Dalam pengembangan konsep non tunai untuk mendukung transaksi keuangan syariah, Bank Indonesia menfokuskan kebijakannya pada tiga aspek utama. Pertama, pengembangan instrumen/layanan non tunai dilakukan dengan mengacu pada prinsip syariah, dan sesuai dengan karakteristik masyarakat muslim. Kedua, pengembangan dilakukan dengan berbasis pada inovasi. Ketiga, dukungan ekosistem e-payment yang merupakan faktor penting untuk menjaga keberlangsungan layanan non tunai. Adanya dukungan tersebut membuat transaksi keuangan menjadi lebih mudah diakses dan efisien. Demikian disampaikan Deputi Gubernur Bank Indonesia, Ronald Waas, dalam sambutannya pada acara Seminar Layanan Non Tunai untuk Pembayaran Wakaf, Infak dan Shadaqah di Surabaya, (30/10/2015).

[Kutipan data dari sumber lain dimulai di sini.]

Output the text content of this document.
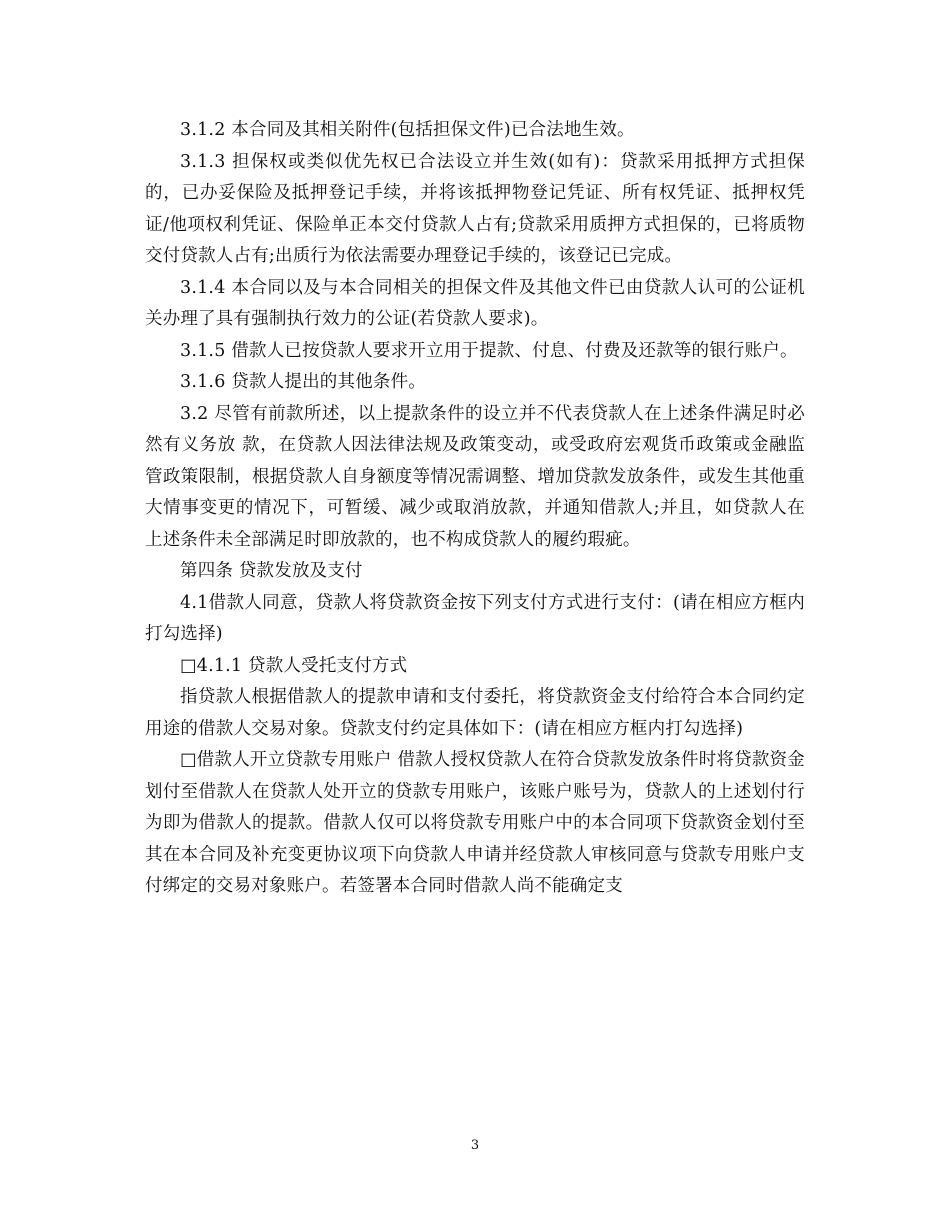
3.1.2 本合同及其相关附件(包括担保文件)已合法地生效。

3.1.3 担保权或类似优先权已合法设立并生效(如有)：贷款采用抵押方式担保的，已办妥保险及抵押登记手续，并将该抵押物登记凭证、所有权凭证、抵押权凭证/他项权利凭证、保险单正本交付贷款人占有;贷款采用质押方式担保的，已将质物交付贷款人占有;出质行为依法需要办理登记手续的，该登记已完成。

3.1.4 本合同以及与本合同相关的担保文件及其他文件已由贷款人认可的公证机关办理了具有强制执行效力的公证(若贷款人要求)。

3.1.5 借款人已按贷款人要求开立用于提款、付息、付费及还款等的银行账户。

3.1.6 贷款人提出的其他条件。

3.2 尽管有前款所述，以上提款条件的设立并不代表贷款人在上述条件满足时必然有义务放 款，在贷款人因法律法规及政策变动，或受政府宏观货币政策或金融监管政策限制，根据贷款人自身额度等情况需调整、增加贷款发放条件，或发生其他重大情事变更的情况下，可暂缓、减少或取消放款，并通知借款人;并且，如贷款人在上述条件未全部满足时即放款的，也不构成贷款人的履约瑕疵。

第四条 贷款发放及支付

4.1借款人同意，贷款人将贷款资金按下列支付方式进行支付：(请在相应方框内打勾选择)

□4.1.1 贷款人受托支付方式

指贷款人根据借款人的提款申请和支付委托，将贷款资金支付给符合本合同约定用途的借款人交易对象。贷款支付约定具体如下：(请在相应方框内打勾选择)

□借款人开立贷款专用账户 借款人授权贷款人在符合贷款发放条件时将贷款资金划付至借款人在贷款人处开立的贷款专用账户，该账户账号为，贷款人的上述划付行为即为借款人的提款。借款人仅可以将贷款专用账户中的本合同项下贷款资金划付至其在本合同及补充变更协议项下向贷款人申请并经贷款人审核同意与贷款专用账户支付绑定的交易对象账户。若签署本合同时借款人尚不能确定支

3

Seminar diselenggarakan sebagai bagian dari acara Festival Ekonomi Syariah Indonesia (Indonesia Shari’a Economic Festival – ISEF) 2015. Salah satu yang menjadi perhatian khusus dalam ISEF 2015 adalah pengembangan layanan nontunai, hingga mampu memfasilitasi transaksi keuangan syariah. Hal ini perlu dilakukan, mengingat masih banyaknya jumlah penduduk muslim di Indonesia yang belum terjangkau akses keuangan (unbanked). Di sisi lain, kebutuhan transaksi keuangan ritel dikalangan masyarakat muslim semakin meningkat, khususnya untuk pembayaran wakaf, infak dan shadaqah. Layanan nontunai diharapkan dapat memberi solusi bagi upaya perluasan akses keuangan di kalangan umat muslim Indonesia.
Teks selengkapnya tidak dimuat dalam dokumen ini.